Yes, our mission is to take the risk and save the planet’s children from the claws of voracious criminal predators; to act in and on the world for their causes, their protection and defense in combat zones, their demobilization and their reintegration into society.
The Inaugural Conference:
The official launch of the IRC was marked by the inaugural conference, held in Dakhla on the 31st March 2022. It provided an overview of the situation of child soldiers, both in academic and policy terms. The pooling of theoretical and practical aspects relating to the problem of child soldiers will seek to create a momentum conducive to international mobilization, combining research actions and proposals in terms of public policy.
The preferred approach was to give a quantitative contextualization of the phenomenon, a presentation of the international legislation on the subject (from the 1989 Geneva Convention on the Rights of the Child to the 2017 Vancouver Principles), before providing insights based on case studies (Sahel and Rwanda).
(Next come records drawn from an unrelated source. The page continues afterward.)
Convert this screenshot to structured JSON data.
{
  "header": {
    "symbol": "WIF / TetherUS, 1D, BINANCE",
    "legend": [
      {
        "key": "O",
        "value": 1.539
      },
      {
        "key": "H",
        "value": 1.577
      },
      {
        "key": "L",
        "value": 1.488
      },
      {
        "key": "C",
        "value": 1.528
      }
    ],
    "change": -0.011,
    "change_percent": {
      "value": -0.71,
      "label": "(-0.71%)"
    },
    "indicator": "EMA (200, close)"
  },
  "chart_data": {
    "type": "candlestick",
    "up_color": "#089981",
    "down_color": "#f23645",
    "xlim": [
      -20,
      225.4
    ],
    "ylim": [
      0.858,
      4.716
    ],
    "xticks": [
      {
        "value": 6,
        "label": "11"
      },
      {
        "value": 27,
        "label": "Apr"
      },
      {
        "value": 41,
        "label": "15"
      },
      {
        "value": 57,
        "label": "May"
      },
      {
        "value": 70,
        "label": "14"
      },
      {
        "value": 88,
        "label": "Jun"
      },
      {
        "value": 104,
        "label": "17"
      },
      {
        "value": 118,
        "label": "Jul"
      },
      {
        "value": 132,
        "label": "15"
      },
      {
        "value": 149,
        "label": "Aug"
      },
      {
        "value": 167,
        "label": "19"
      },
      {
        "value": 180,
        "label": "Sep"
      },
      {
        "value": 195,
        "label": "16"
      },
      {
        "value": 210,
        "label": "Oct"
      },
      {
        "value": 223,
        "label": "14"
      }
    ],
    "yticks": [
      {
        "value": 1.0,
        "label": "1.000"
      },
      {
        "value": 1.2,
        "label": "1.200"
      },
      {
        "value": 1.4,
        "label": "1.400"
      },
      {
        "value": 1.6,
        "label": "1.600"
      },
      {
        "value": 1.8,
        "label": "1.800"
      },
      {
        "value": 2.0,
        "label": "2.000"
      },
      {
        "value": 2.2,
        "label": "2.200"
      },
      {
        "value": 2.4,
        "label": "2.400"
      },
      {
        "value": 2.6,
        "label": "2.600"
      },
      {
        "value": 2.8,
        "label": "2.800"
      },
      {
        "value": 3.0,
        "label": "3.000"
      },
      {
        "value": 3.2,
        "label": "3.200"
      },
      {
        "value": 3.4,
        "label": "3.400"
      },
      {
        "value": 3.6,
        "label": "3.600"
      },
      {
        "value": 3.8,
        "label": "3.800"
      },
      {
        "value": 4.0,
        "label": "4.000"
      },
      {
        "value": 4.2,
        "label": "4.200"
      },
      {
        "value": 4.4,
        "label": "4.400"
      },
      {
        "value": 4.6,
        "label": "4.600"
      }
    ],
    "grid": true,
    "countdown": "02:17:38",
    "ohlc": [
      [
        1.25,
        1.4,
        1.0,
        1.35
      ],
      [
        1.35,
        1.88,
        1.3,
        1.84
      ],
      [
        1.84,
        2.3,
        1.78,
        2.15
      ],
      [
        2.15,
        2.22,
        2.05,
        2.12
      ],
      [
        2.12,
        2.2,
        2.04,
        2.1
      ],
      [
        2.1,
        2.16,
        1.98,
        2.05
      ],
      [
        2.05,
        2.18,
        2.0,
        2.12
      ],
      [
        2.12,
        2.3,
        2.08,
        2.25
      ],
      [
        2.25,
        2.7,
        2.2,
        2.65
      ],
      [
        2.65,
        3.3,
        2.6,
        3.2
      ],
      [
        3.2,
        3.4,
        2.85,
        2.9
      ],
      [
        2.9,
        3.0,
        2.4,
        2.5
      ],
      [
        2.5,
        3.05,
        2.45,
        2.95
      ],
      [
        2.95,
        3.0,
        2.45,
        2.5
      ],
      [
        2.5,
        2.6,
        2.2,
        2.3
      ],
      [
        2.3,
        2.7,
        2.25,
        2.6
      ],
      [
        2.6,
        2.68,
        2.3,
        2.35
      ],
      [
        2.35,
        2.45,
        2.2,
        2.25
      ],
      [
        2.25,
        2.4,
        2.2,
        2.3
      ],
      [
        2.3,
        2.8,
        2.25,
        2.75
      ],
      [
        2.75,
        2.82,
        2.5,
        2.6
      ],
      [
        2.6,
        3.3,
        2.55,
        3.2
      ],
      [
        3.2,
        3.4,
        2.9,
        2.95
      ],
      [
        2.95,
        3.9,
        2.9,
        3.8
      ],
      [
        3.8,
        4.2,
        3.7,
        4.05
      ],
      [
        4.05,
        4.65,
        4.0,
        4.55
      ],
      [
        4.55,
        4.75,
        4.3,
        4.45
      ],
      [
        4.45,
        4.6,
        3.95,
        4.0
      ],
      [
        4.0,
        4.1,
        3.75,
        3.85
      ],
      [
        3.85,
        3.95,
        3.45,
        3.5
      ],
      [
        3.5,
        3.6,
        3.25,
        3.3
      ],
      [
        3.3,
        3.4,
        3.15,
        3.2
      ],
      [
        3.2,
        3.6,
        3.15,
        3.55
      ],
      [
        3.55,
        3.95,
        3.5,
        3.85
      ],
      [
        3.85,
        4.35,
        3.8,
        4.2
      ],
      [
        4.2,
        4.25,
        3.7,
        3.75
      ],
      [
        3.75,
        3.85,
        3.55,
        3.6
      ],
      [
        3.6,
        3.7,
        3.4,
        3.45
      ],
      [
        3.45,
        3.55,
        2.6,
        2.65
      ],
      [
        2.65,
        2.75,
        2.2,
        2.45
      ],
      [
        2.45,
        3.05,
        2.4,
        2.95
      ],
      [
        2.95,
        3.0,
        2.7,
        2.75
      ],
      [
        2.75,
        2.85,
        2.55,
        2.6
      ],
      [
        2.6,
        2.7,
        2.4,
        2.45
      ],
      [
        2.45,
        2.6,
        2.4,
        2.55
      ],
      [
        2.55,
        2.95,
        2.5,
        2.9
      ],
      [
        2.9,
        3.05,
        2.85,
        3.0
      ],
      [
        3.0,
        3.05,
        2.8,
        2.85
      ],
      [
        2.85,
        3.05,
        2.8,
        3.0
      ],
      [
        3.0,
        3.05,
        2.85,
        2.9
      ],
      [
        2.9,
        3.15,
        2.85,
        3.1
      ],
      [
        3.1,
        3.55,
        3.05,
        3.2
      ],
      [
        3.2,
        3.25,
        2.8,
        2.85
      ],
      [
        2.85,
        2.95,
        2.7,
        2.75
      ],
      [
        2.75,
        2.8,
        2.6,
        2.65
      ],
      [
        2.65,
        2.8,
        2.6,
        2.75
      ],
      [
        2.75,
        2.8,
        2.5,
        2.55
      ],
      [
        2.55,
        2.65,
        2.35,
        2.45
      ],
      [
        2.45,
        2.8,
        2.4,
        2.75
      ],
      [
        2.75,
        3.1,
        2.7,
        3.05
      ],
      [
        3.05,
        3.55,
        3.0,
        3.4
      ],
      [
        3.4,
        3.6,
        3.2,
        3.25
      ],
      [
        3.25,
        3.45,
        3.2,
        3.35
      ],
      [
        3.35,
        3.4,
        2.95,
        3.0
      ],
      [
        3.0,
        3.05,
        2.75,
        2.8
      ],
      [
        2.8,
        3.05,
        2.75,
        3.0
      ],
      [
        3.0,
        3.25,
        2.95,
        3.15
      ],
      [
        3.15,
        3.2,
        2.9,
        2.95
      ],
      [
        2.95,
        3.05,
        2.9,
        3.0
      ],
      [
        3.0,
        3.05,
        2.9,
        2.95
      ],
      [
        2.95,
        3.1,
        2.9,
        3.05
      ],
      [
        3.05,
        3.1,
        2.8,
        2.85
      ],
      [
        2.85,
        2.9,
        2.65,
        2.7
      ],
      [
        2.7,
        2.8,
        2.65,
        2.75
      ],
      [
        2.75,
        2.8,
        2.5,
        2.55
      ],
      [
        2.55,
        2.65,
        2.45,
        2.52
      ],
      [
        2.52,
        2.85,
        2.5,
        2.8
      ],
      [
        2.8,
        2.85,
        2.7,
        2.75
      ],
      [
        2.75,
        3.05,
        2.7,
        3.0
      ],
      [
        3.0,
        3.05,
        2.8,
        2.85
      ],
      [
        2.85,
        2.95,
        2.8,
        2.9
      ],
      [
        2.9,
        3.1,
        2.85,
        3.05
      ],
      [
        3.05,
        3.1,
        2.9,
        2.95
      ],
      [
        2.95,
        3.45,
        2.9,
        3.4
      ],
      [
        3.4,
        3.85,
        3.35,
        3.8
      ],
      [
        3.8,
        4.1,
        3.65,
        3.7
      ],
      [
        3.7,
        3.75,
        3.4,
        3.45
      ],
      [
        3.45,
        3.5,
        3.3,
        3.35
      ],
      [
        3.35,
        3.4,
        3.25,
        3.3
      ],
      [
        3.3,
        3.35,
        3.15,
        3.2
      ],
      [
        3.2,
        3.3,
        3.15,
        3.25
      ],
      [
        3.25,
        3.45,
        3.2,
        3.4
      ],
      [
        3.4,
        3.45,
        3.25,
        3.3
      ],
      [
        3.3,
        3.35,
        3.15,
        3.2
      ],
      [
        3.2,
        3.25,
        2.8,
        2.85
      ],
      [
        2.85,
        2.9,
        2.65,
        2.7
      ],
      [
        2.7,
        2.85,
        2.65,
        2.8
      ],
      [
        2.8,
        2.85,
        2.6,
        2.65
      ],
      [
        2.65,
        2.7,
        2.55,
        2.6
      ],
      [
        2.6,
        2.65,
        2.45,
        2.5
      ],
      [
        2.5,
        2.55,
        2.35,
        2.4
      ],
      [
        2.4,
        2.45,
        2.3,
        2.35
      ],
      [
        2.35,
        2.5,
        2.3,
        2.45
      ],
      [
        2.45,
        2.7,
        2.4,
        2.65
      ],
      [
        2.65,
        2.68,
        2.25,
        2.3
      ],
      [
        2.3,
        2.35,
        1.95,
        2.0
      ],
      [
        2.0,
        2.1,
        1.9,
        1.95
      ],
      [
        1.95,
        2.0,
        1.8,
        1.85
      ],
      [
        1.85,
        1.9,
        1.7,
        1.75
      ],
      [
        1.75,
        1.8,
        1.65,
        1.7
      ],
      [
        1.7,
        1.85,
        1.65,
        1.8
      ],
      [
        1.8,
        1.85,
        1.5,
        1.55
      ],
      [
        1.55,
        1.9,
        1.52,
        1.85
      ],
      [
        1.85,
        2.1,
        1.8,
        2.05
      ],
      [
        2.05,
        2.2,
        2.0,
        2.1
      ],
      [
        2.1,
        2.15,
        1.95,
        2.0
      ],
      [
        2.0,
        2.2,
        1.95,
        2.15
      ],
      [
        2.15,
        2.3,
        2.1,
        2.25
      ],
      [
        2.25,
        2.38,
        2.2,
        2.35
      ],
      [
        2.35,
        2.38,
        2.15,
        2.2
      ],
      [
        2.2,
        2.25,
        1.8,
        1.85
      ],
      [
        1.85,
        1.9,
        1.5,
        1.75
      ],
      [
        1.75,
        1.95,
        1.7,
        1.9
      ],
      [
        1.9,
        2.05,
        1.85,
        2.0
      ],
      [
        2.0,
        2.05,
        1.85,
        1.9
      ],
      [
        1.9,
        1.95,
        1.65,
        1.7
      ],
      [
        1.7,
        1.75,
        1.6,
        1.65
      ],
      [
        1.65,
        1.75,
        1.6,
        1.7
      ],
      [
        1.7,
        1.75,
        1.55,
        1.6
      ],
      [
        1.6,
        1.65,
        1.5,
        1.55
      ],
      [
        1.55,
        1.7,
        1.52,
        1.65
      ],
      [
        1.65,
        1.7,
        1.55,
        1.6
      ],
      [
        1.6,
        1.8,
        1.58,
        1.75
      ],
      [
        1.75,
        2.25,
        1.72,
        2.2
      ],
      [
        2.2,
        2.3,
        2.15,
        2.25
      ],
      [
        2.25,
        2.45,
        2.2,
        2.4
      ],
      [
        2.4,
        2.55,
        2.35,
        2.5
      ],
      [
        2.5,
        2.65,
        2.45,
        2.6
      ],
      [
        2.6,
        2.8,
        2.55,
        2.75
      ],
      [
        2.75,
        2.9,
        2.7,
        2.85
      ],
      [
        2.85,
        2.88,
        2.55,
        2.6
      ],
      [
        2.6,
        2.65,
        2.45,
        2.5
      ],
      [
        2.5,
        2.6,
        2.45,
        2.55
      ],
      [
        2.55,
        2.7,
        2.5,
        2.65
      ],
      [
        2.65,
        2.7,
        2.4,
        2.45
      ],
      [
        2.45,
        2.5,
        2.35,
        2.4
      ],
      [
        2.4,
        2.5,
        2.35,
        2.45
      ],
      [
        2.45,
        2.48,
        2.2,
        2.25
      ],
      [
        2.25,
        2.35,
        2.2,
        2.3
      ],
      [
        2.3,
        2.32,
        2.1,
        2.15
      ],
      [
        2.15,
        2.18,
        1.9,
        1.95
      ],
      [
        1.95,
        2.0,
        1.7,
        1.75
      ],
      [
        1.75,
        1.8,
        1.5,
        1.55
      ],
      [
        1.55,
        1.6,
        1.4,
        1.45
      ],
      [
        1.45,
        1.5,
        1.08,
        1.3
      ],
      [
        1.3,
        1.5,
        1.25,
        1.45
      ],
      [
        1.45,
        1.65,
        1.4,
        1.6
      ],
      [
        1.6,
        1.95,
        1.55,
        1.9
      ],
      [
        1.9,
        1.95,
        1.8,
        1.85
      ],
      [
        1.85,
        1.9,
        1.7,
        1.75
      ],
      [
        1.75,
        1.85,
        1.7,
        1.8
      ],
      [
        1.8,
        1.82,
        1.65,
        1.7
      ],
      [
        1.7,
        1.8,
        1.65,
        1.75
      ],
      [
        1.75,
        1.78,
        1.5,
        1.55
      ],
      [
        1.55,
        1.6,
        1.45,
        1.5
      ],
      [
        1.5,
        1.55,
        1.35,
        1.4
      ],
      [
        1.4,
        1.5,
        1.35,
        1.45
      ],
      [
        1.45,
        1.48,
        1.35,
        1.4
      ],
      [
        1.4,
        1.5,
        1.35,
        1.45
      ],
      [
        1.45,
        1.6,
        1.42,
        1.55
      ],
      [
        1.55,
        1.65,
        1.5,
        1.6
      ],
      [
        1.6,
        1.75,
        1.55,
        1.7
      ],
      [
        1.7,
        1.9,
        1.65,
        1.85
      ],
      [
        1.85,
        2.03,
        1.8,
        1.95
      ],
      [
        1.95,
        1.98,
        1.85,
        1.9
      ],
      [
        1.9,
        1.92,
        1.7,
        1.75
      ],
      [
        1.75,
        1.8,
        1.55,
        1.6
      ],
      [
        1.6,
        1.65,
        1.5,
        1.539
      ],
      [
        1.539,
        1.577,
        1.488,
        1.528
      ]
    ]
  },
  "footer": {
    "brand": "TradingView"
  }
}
The Conference now gives way to innovative initiatives, including the establishment of a system to effectively, fairly and efficiently address child soldier recruitment, protect victims and tackle the root causes of exploitation; and the dissemination of large-scale quantitative and qualitative data, including research on the African continent.
Fulfilling the mission to make the world by doing justice to children is now the philosophical matrix that Dakhla, a key African city at the crossroads of intense exchanges, will radiate from now on to the planet through the International research Center for Research on the Prevention of Child Soldiers.